COVID-19 Changed Everything. The Arts Have an Opportunity to Make a Permanent Change for the Better – it Just Might Save Them.
Embracing technology may not only save the arts, but usher in a new normal.
Like many people, I lost track of the number of cancelled events on my calendar when COVID-19 first hit. Among them were theater dates, an evening at the ballet, a visit to a museum. I worried, as others did, if arts and culture could possibly survive the shutdown. But then, an amazing thing happened, something that, in my years working in-house at performance venues I didn’t think was ever possible – performances found a new home online.
Suddenly, there was a resurgence of cultural events back on my calendar as I tuned into a Facebook Live dance performance, donated to access an archival video recording of a local theater production, and watched via streaming a years-old production from a theater nearly 1,000 miles away. Artists from around the world teamed up for musical reunions on YouTube, and celebrities invited us into their homes as they performed from their living rooms. I was consuming culture in a new way I had never imagined before.

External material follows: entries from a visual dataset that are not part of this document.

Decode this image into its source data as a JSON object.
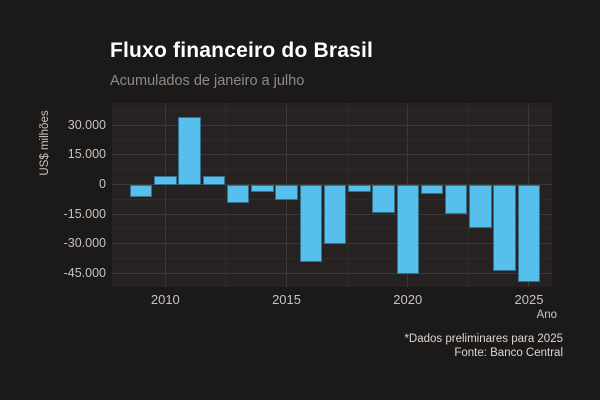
{
  "footer": {
    "note": "*Dados preliminares para 2025",
    "source": "Fonte: Banco Central"
  },
  "chart_data": {
    "type": "bar",
    "title": "Fluxo financeiro do Brasil",
    "subtitle": "Acumulados de janeiro a julho",
    "xlabel": "Ano",
    "ylabel": "US$ milhões",
    "categories": [
      2009,
      2010,
      2011,
      2012,
      2013,
      2014,
      2015,
      2016,
      2017,
      2018,
      2019,
      2020,
      2021,
      2022,
      2023,
      2024,
      2025
    ],
    "values": [
      -6400,
      4200,
      34200,
      4500,
      -9300,
      -3800,
      -7600,
      -39000,
      -30000,
      -3700,
      -14400,
      -45300,
      -4900,
      -14900,
      -21800,
      -43700,
      -49600
    ],
    "ylim": [
      -51900,
      41300
    ],
    "xlim": [
      2007.8,
      2025.95
    ],
    "yticks": [
      {
        "value": 30000,
        "label": "30.000"
      },
      {
        "value": 15000,
        "label": "15.000"
      },
      {
        "value": 0,
        "label": "0"
      },
      {
        "value": -15000,
        "label": "-15.000"
      },
      {
        "value": -30000,
        "label": "-30.000"
      },
      {
        "value": -45000,
        "label": "-45.000"
      }
    ],
    "xticks": [
      {
        "value": 2010,
        "label": "2010"
      },
      {
        "value": 2015,
        "label": "2015"
      },
      {
        "value": 2020,
        "label": "2020"
      },
      {
        "value": 2025,
        "label": "2025"
      }
    ],
    "y_minor_grid": [
      37500,
      22500,
      7500,
      -7500,
      -22500,
      -37500
    ],
    "x_minor_grid": [
      2012.5,
      2017.5,
      2022.5
    ],
    "grid": true,
    "legend": false,
    "bar_color": "#56bfec",
    "bar_border_color": "#36708c",
    "background_color": "#1c1a19",
    "panel_color": "#252221"
  }
}
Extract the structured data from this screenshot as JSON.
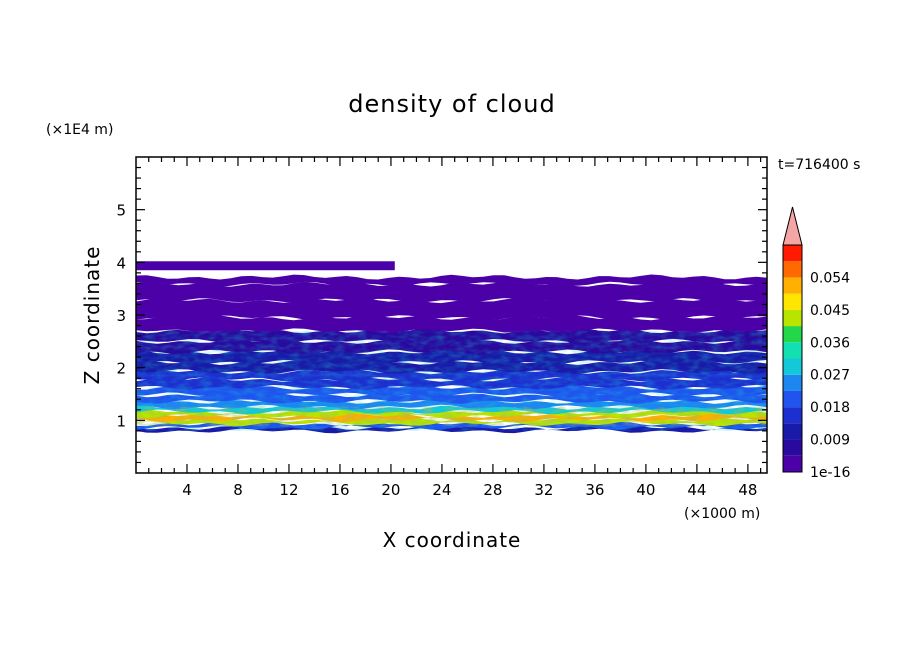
{
  "chart_data": {
    "type": "heatmap",
    "title": "density of cloud",
    "xlabel": "X coordinate",
    "ylabel": "Z coordinate",
    "x_unit": "(×1000 m)",
    "z_unit": "(×1E4 m)",
    "time_label": "t=716400 s",
    "xlim": [
      0,
      49.5
    ],
    "ylim": [
      0,
      6
    ],
    "x_ticks": [
      4,
      8,
      12,
      16,
      20,
      24,
      28,
      32,
      36,
      40,
      44,
      48
    ],
    "y_ticks": [
      1,
      2,
      3,
      4,
      5
    ],
    "grid": false,
    "colorbar": {
      "position": "right",
      "levels": [
        1e-16,
        0.0045,
        0.009,
        0.0135,
        0.018,
        0.0225,
        0.027,
        0.0315,
        0.036,
        0.0405,
        0.045,
        0.0495,
        0.054,
        0.0585
      ],
      "tick_labels": [
        "1e-16",
        "0.009",
        "0.018",
        "0.027",
        "0.036",
        "0.045",
        "0.054"
      ],
      "colors": [
        "#4b00a8",
        "#2a0a9e",
        "#1a1aa8",
        "#1e2fd0",
        "#1f55ee",
        "#1e86f0",
        "#14c8d8",
        "#12e0b0",
        "#22d84a",
        "#b8e400",
        "#ffe500",
        "#ffb000",
        "#ff6a00",
        "#ff1a00"
      ],
      "extend_color": "#f4a6a6"
    },
    "profile": [
      {
        "z": 0.83,
        "value": 0.01
      },
      {
        "z": 0.9,
        "value": 0.02
      },
      {
        "z": 0.97,
        "value": 0.041
      },
      {
        "z": 1.05,
        "value": 0.05
      },
      {
        "z": 1.12,
        "value": 0.042
      },
      {
        "z": 1.2,
        "value": 0.031
      },
      {
        "z": 1.3,
        "value": 0.025
      },
      {
        "z": 1.42,
        "value": 0.02
      },
      {
        "z": 1.55,
        "value": 0.018
      },
      {
        "z": 1.7,
        "value": 0.017
      },
      {
        "z": 1.85,
        "value": 0.015
      },
      {
        "z": 2.0,
        "value": 0.013
      },
      {
        "z": 2.2,
        "value": 0.01
      },
      {
        "z": 2.4,
        "value": 0.008
      },
      {
        "z": 2.6,
        "value": 0.006
      },
      {
        "z": 2.8,
        "value": 0.004
      },
      {
        "z": 3.1,
        "value": 0.002
      },
      {
        "z": 3.45,
        "value": 0.0005
      },
      {
        "z": 3.72,
        "value": 0.0001
      }
    ],
    "cloud_base_z": 0.8,
    "cloud_top_z": 3.72,
    "upper_layer": {
      "z_bottom": 3.85,
      "z_top": 4.02,
      "x_start": 0,
      "x_end": 20.3,
      "value": 0.0001
    }
  }
}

And it doesn’t have to end.
Embracing Technology Allows Artists to Reach Wider Audiences
Nothing can replace the in-person experience. It’s the reason we support the arts in the first place. But we can turn to the virtual while we wait, and continue to supplement the live experience with online offerings. This crisis has proven that the arts can be nimble and creative with their content. They can embrace technology, be it streaming on their website (for free, behind a ticketed paywall, or for a suggested donation), or on social media to encourage live interaction with audiences. While many performing arts venues make it a part of their mission to provide access and education to underserved communities, these virtual offerings have proven they can reach even greater audiences and supercede typical barriers to access, be it disability, income, or geography.
Further still is the level of engagement people now experience directly with artists themselves as they make themselves available for online chats or other short-form content that gives audiences a look into their creative process. Organizations are also offering interactive virtual experiences where people can immerse themselves in art-making, including virtual dance and other classes, and through user-generated content (such as the popular challenge to mimic a famous painting). While some of these activities have already existed in some form (who hasn’t received a “behind-the-scenes” email with a donation appeal), we’re seeing these offerings don’t have to be perfectly polished to make an impact. Organizations of all sizes and budgets can engage audiences with artists and art with nothing but an iPhone and a Zoom account.
The Resilience of the Arts
Lockdown has proven the creativity of the populace, of the strength and permanence of the arts in our lives. The support and engagement is there and can continue to grow as performance spaces slowly reopen to the public. And, it will have to. We don’t know what the return to business will look like, so we must prepare for some mix of virtual and in-person events, and organizations will need to determine how to convert this new engagement into financial support if they haven’t started doing so already. That, of course, is where having a robust integrated marketing, communications and fundraising plan comes into play.
We’re not returning to old ways, but embracing a new normal, and it’s necessary we take the arts along with us. In saving them, we just might save ourselves.